[nycbug-talk] SSH attacks

Yarema yds at CoolRat.org
Wed Sep 10 14:09:27 EDT 2008


Andy Kosela wrote:
> On Wed, Sep 10, 2008 at 7:11 PM, Yarema <yds at coolrat.org> wrote:
>> Hey, is anyone else seeing an upsurge in distributed SSH attacks over
>> the past week or two?
>> <snip>
> 
> The best defense against such attacks is just to allow SSH connections
> only for specific hosts/subnets. If you really need to allow the whole
> world to access your SSH port just use a nonstandard one and put it
> behind some good firewall. We are using Juniper Netscreen for that.
> Logs are clean.
> 
> If you can't put it behind firewall even editing /etc/hosts.allow can help.

Thanks, I do need SSH to be wide open.  The non-standard port method has
been debated many a time and I lean against security by obscurity.

I was just thinking that I need to look into Juniper stuff in case a
client requests a commercially supported firewall.  In my situation I
don't see what Juniper can do that I can't with the two CARPed FreeBSD
firewalls I'm running.  Juniper is based on FreeBSD after all.

Based on what I've seen in the logs, the problem with these attacks is
that not that I'm worried of a successful break in.  It's the
overwhelming resource clogging they cause.
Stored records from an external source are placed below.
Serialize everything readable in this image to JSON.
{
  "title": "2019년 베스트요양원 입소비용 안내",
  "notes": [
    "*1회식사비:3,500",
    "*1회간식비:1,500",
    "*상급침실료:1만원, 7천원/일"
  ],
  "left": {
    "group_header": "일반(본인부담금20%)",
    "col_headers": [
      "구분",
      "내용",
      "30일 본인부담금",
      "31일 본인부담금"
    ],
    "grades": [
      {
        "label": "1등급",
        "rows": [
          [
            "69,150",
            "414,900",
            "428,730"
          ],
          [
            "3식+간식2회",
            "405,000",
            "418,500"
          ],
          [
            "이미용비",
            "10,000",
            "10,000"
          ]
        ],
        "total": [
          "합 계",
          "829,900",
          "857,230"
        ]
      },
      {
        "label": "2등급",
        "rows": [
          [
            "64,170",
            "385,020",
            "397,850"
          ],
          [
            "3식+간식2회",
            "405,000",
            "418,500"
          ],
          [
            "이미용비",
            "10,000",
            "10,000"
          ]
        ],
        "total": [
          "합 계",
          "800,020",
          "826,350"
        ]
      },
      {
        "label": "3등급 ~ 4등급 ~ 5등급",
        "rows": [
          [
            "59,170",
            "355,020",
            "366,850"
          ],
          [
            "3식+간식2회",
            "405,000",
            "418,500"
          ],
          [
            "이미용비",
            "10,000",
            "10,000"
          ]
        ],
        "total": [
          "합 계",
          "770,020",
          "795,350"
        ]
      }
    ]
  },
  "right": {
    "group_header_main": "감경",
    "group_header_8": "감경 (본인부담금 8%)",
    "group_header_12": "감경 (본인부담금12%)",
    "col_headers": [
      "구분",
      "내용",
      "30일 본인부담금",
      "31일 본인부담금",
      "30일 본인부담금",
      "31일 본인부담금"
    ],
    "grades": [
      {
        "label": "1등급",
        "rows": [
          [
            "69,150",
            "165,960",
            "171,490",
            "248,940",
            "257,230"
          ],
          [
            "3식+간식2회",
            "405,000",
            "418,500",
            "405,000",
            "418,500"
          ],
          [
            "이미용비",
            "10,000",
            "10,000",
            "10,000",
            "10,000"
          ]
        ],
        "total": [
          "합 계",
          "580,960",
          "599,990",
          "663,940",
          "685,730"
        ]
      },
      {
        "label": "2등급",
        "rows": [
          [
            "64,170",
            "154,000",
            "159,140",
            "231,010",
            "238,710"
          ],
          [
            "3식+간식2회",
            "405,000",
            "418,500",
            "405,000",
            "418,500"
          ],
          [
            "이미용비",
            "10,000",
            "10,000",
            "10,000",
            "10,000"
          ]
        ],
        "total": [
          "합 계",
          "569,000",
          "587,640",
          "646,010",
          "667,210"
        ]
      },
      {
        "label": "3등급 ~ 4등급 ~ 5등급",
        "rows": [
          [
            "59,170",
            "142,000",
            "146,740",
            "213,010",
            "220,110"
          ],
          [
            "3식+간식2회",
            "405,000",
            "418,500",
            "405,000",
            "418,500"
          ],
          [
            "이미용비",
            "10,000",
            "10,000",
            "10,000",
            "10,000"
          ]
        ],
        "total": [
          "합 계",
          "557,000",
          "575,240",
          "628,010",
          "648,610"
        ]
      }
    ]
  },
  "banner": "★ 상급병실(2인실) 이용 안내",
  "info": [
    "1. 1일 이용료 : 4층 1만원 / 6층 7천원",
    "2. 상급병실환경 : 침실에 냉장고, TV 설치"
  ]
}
Anyway the solution I described in my initial post gets the job done
admirably.  PF's reaction time to block an attacking IP is sometimes
faster than sshd can print the login prompt to the attacker.  This based
on multiple messages I'm now finding in the auth.log which read

sshd[nnnn]: Could not write ident string to xxx.xxx.xxx.xxx

PF with max-src-conn-rate set to no more than 5 connections within 3
seconds from the same IP kicks ass is all I gatta say!